Like most taxes, once a government gets them in place, they are reluctant to lose them. A trade off would be to transfer the payment from the buyer to the seller.

Inevitably at the point of purchasing a house, the buyers finances are stretched. The additional tax at this time is throttling the market partticularly for first time buyers. Especially at a time of high deposits.

Sellers who go on to become buyers remain tax neutral if both property values are equal. People trading up still pay tax at the lesser rate for the sold house, so do not need to find extra funds, again at a time of financial strain. Sellers moving out of the market or trading down, will pay the tax at the top of the chain. These people we would assume are  in a finacially strong position with cash in the bank. At this point it is less difficult to find the funds.

In the early days there  may  need to be some sort or staged transfer of responsibility from buyers to sellers to avoid situations where people are unfairly treated by having to pay twice, if they are leaving the market within a couple of years of buying.


Why is this idea important?

This would help stimulate sales, especially for first time buyers, Instead of finding a lump of cash when they can least afford it, the seller will pick up the bill.

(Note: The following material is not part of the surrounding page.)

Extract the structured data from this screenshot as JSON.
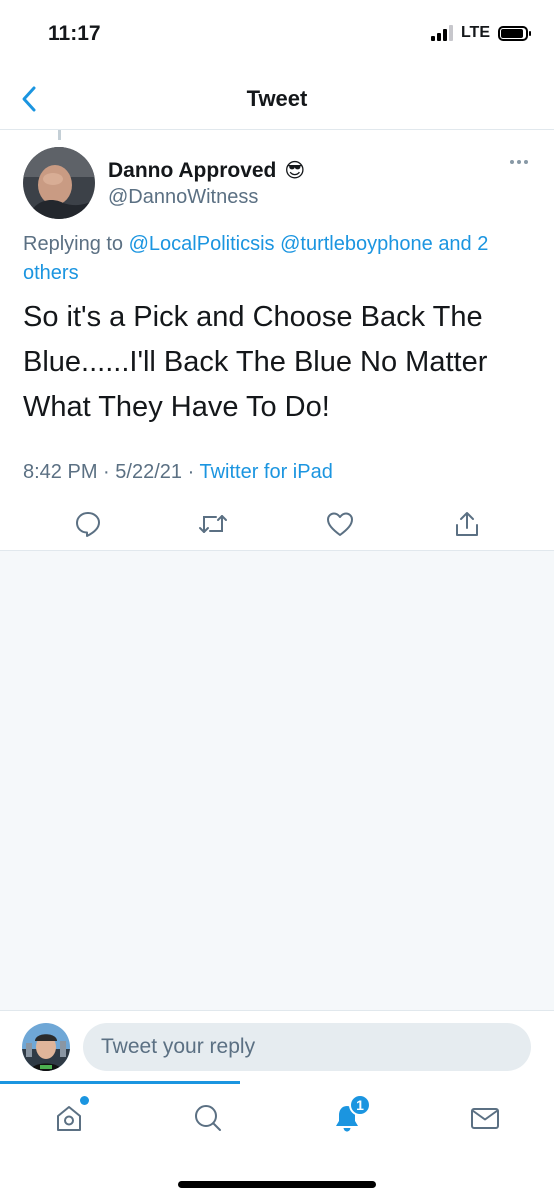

Inevitably, the builders of new properties will want to recoupe the duty by increasing the price of property, so the market values will be forced up. The buyer will however only pay a slightly larger deposit for his mortgage.

Overall it will stimulate the housing market.   

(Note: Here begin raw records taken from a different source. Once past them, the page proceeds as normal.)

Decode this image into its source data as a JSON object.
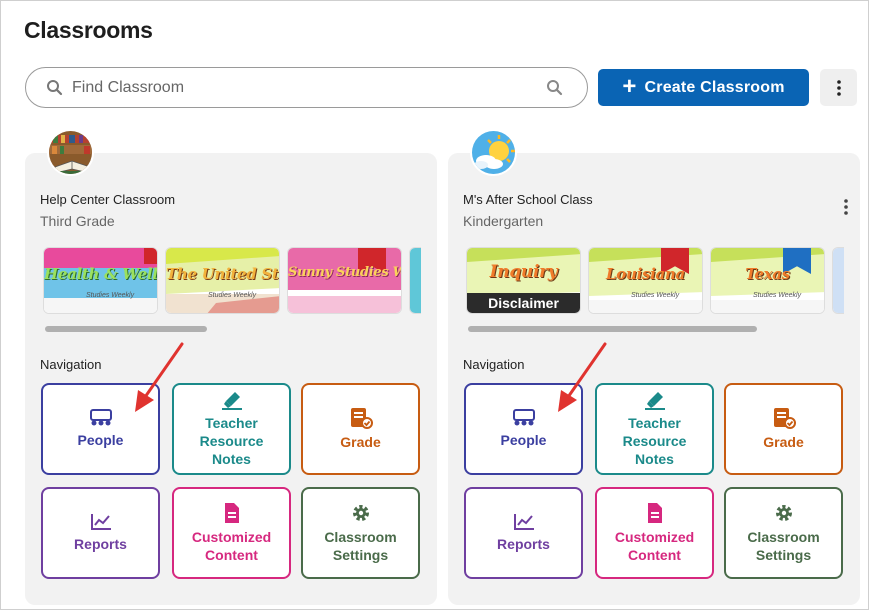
{
  "page": {
    "title": "Classrooms"
  },
  "search": {
    "placeholder": "Find Classroom"
  },
  "toolbar": {
    "create_label": "Create Classroom"
  },
  "classrooms": [
    {
      "name": "Help Center Classroom",
      "grade": "Third Grade",
      "avatar": "books-avatar",
      "books": [
        {
          "title": "Health & Wellness",
          "subtitle": "Studies Weekly"
        },
        {
          "title": "The United States",
          "subtitle": "Studies Weekly"
        },
        {
          "title": "Sunny Studies Weekly",
          "subtitle": ""
        }
      ],
      "navigation_label": "Navigation",
      "tiles": {
        "people": "People",
        "teacher": [
          "Teacher",
          "Resource",
          "Notes"
        ],
        "grade": "Grade",
        "reports": "Reports",
        "custom": [
          "Customized",
          "Content"
        ],
        "settings": [
          "Classroom",
          "Settings"
        ]
      }
    },
    {
      "name": "M's After School Class",
      "grade": "Kindergarten",
      "avatar": "sun-avatar",
      "books": [
        {
          "title": "Inquiry",
          "subtitle": "Studies Weekly",
          "badge": "Disclaimer"
        },
        {
          "title": "Louisiana",
          "subtitle": "Studies Weekly"
        },
        {
          "title": "Texas",
          "subtitle": "Studies Weekly"
        }
      ],
      "navigation_label": "Navigation",
      "tiles": {
        "people": "People",
        "teacher": [
          "Teacher",
          "Resource",
          "Notes"
        ],
        "grade": "Grade",
        "reports": "Reports",
        "custom": [
          "Customized",
          "Content"
        ],
        "settings": [
          "Classroom",
          "Settings"
        ]
      }
    }
  ],
  "colors": {
    "primary": "#0a64b4",
    "people": "#3b3fa0",
    "teacher": "#1b8a8a",
    "grade": "#c75c12",
    "reports": "#6f3fa0",
    "custom": "#d6287f",
    "settings": "#4a6b4a",
    "annotation_arrow": "#e0332f"
  }
}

One Reply to “Seller should pay stamp duty not the buyer”

  1. I think this is a good idea, since buyers have to borrow the extra money to begin with
    The seller would pay the duty from the sales price achieved and it woud act as kind of tax on increased land value, ie location value, which is affected by the taxpayers investment in the area on local amenities and infrastructure and transport etc.and not by the owner/vendor. It could be related to the average price of a similar home in the region/city.
    It might impede speculation too which drives up house prices to the detriment of all, particularly speculation from abroad.